L’intrique de Dévoiler : l’histoire de Boulaye Dembele parti de Gao et quand il apparaît sur scène à la fin, apportant un témoignage vivant de la sincérité du récit.Il dévoile sa satisfaction d’être arrivé ici, malgré la douleur de la séparation d’avec sa mère. Les interprètes jouent leur aventure migratoire depuis le pays natal, le Mali qui n’a pas été épargné par la guerre, jusqu’à la Lybie, puis à Lampedusa en Italie, puis en France.Abdramane Doucoure, Moussa Doukoure, Maxime Fofana, Kawou Marega, Abdel Kader Moussa Boudjema, Abou Sylla, Abubakary Tunkaba, ont à leurs côtés, pour la direction d’acteurs, la scénographie et la technique, Richard Maxwell, Nicholas Elliott et Sascha Van Riel.
Juste des tentures pour évoquer successivement les intérieurs modestes de la famille de Boulaye en Afrique, des paysages marins et l’immense désert de sable. Après bien des péripéties pour aller de Gao jusqu’en Lybie où il arrive, Boulaye est forcé à travailler quelque temps, avant de reprendre enfin la mer. La mise en scène désigne un geste politique, responsable et esthétique depuis le pays d’accueil celui de nous, public de théâtre. On sait que la bonne volonté et en même temps une certaine résistance habitent les terres d’accueil.
Le groupe de migrants prend la mer, représentatif du parcours de Boulaye, et sans Boulaye que nous ne voyons pas encore mais qui n’en est pas moins apostrophé et présent dans son invisibilité même, debout à côté de ses camarades ou assis. Les interprètes prennent la mer: ils montent ainsi dans les gradins de la salle, traversant les rangées de sièges et avançant difficilement, comme pour grimper à bord d’une embarcation fragile et aléatoire.
Les voilà enfin arrivés au faîte de la salle, dévoilant une autre scène, celle d’un bateau ou d’un wagon de train avec la fin de ce long voyage. Boulaye, sans papiers, est obligé de se cacher pour ne pas rencontrer la police des frontières. Le public, dos tourné, suit le spectacle « à l’envers » et donc forcé de trouver la position la moins inconfortable… Une mise en abyme de la situation douloureusement éprouvée par les réfugiés et une posture inédite pour le public auquel revient l’initiative de savoir accueillir l’autre et lui témoigner sa compassion.

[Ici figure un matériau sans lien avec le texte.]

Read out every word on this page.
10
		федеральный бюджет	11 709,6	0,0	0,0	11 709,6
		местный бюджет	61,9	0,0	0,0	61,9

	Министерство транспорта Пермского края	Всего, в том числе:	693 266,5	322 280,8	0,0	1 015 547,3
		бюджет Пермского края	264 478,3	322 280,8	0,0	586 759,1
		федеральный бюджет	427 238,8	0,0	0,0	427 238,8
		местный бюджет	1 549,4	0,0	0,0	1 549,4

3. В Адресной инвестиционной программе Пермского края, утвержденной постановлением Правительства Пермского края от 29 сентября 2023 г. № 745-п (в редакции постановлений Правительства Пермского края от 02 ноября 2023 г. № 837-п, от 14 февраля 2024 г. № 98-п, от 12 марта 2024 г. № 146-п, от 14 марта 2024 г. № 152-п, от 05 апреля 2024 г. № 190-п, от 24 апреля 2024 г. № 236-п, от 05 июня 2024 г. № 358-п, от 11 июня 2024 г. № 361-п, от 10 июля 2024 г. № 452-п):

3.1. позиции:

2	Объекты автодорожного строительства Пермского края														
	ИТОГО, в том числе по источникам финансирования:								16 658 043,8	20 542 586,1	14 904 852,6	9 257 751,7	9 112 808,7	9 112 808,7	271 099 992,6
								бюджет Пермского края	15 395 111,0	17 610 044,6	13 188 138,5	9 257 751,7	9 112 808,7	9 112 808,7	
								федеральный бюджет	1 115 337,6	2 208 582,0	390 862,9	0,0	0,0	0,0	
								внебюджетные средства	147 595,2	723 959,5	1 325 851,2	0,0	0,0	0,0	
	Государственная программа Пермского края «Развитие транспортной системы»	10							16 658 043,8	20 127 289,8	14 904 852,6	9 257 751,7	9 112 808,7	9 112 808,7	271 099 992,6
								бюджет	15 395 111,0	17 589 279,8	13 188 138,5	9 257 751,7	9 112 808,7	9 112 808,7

En haut derrière la salle, le squat Schaeffer où trouvent refuge dans un premier temps migrants, demandeurs d’asile et de papiers, un lieu symbolique. Cet ancien supermarché récupéré et réhabilité est toujours menacé par les autorités mais est fort d’une résistance collective efficace. Salle de sports, tables de café avec jeux de cartes… les migrants y trouvent un peu de repos. Art et fiction sont ici au service de la réalité, Dévoiler : un théâtre politique d’un engagement rare.
Véronique Hotte
La Commune-Centre dramatique national, 2 rue Edouard Poisson, Aubervilliers Seine-Saint-Denis, jusqu’au 6 octobre. T. : 01 48 33 16 16.